Talk more about this. What are the usual ways of doing it? Who's what kind of MC?
And: different sub-genres of rap are split up by all kinds of criteria, but some of them (like bounce) have something to do with the rhythms the tracks use. Why not the rhythms the rappers use? (This might break the genres up into new ones where all the off-kilter ones are together, all the straight 4-4 couplets ones are together, etc.) Connect the dots: which rappers sound rhythmically like which others?
― Josh, Friday, 31 May 2002 00:00 (twenty-three years ago)
i can only take the ol school 'this is what we
have to SAY / we rock a party almost every
DAY' end-rhyme style when its run dmc or
treacherous three
― ethan, Friday, 31 May 2002 00:00 (twenty-three years ago)
sigel is good with the complex lines that all
end in the same word, i love that
― ethan, Friday, 31 May 2002 00:00 (twenty-three years ago)
the worst is when theres only a rhyme
every thirty words or so like pac used to do
and ja rule does sometimes now
― ethan, Friday, 31 May 2002 00:00 (twenty-three years ago)

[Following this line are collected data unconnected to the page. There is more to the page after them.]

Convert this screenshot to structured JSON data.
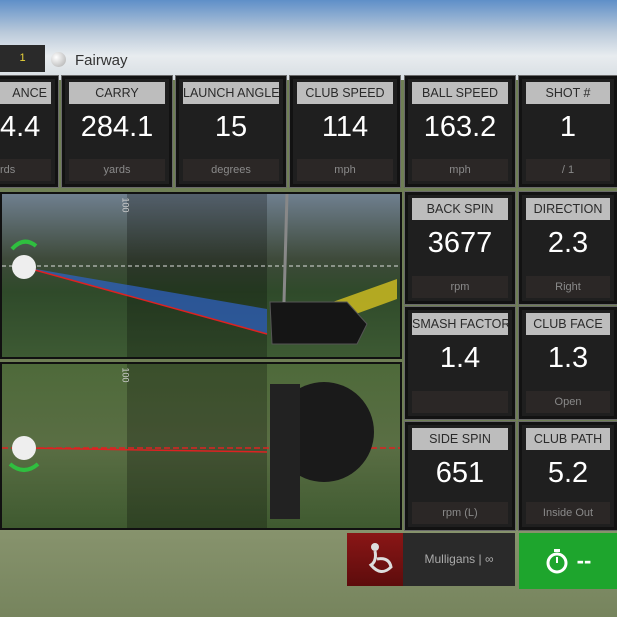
{
  "header": {
    "hole": "1",
    "lie": "Fairway"
  },
  "top_tiles": [
    {
      "label": "DISTANCE",
      "label_visible": "ANCE",
      "value": "4.4",
      "unit": "rds"
    },
    {
      "label": "CARRY",
      "value": "284.1",
      "unit": "yards"
    },
    {
      "label": "LAUNCH ANGLE",
      "value": "15",
      "unit": "degrees"
    },
    {
      "label": "CLUB SPEED",
      "value": "114",
      "unit": "mph"
    },
    {
      "label": "BALL SPEED",
      "value": "163.2",
      "unit": "mph"
    },
    {
      "label": "SHOT #",
      "value": "1",
      "unit": "/ 1"
    }
  ],
  "side_tiles": [
    {
      "label": "BACK SPIN",
      "value": "3677",
      "unit": "rpm"
    },
    {
      "label": "DIRECTION",
      "value": "2.3",
      "unit": "Right"
    },
    {
      "label": "SMASH FACTOR",
      "value": "1.4",
      "unit": ""
    },
    {
      "label": "CLUB FACE",
      "value": "1.3",
      "unit": "Open"
    },
    {
      "label": "SIDE SPIN",
      "value": "651",
      "unit": "rpm (L)"
    },
    {
      "label": "CLUB PATH",
      "value": "5.2",
      "unit": "Inside Out"
    }
  ],
  "views": {
    "side_marker": "100",
    "top_marker": "100"
  },
  "footer": {
    "mulligans": "Mulligans | ∞",
    "timer": "--"
  },
  "colors": {
    "timer_green": "#1ea52d",
    "mulligan_red": "#8a1616",
    "tile_label": "#bdbdbd"
  }
}
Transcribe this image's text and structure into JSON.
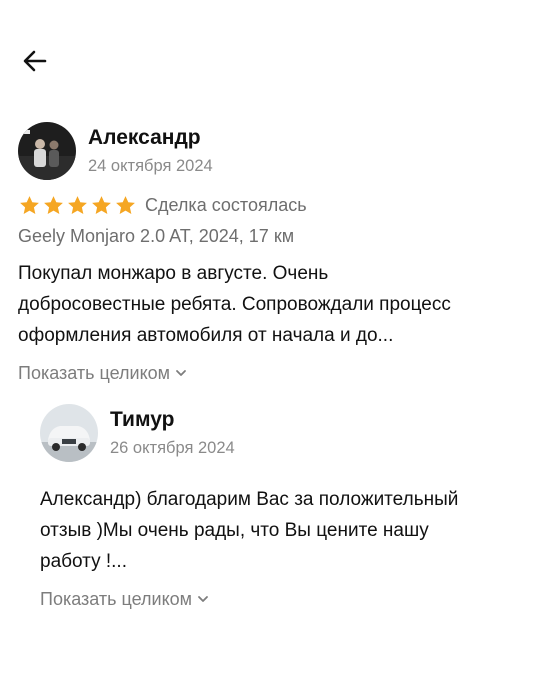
{
  "header": {
    "back_icon": "arrow-left-icon"
  },
  "review": {
    "author": "Александр",
    "date": "24 октября 2024",
    "rating": 5,
    "rating_max": 5,
    "star_color": "#f5a623",
    "deal_status": "Сделка состоялась",
    "car": "Geely Monjaro 2.0 AT, 2024, 17 км",
    "text_lines": [
      "Покупал монжаро в августе. Очень",
      "добросовестные ребята. Сопровождали процесс",
      "оформления автомобиля от начала и до..."
    ],
    "expand_label": "Показать целиком"
  },
  "reply": {
    "author": "Тимур",
    "date": "26 октября 2024",
    "text_lines": [
      "Александр) благодарим Вас за положительный",
      "отзыв )Мы очень рады, что Вы цените нашу",
      "работу !..."
    ],
    "expand_label": "Показать целиком"
  }
}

yeah pac did that all the time because he
cared more about making some lame-ass
hiphop cliche of a point so he was always
like 'dont leave the streets to sell out or
disrespect mama / you got to stay true to
the game and keep it all under the table /
when you blow up like marijuana'
― ethan, Friday, 31 May 2002 00:00 (twenty-three years ago)
To me there's been three phases of flows.
Early hip-hop / electro was all about wrapping your words around and
on the beat so that your flow was with the beats. This went on even
through the different musical changes of PE / de la soul / G-Funk
etc.
But in the 90s I started feeling rappers like Wu Tang etc. were
fighting the beats. Often trying to fit more syllables into a measure
than would really fit. Or running behind, trying to keep up with the
them. This gave a kind of panic energy to the rapping. Rappers were
no longer riding the beats, but imprisoned in them, fighting to get
out. This is also the way with indie rappers like Antipop, Company
Flow, Mike Ladd etc.
Now coming from the South I hear a new kind of flow from Outkast,
Timbaland artists, right through to UK Garage like So Solid ... with
a lot of 3/4 time, triplets, syncopation. It dances round the beats,
playing with them, teasing them.
This isn't new in the sense that other rappers have used syncopation
and triplets before. But now triplets and syncopation seem to be the
basis of the flow. The normal rather than exceptional flourishes.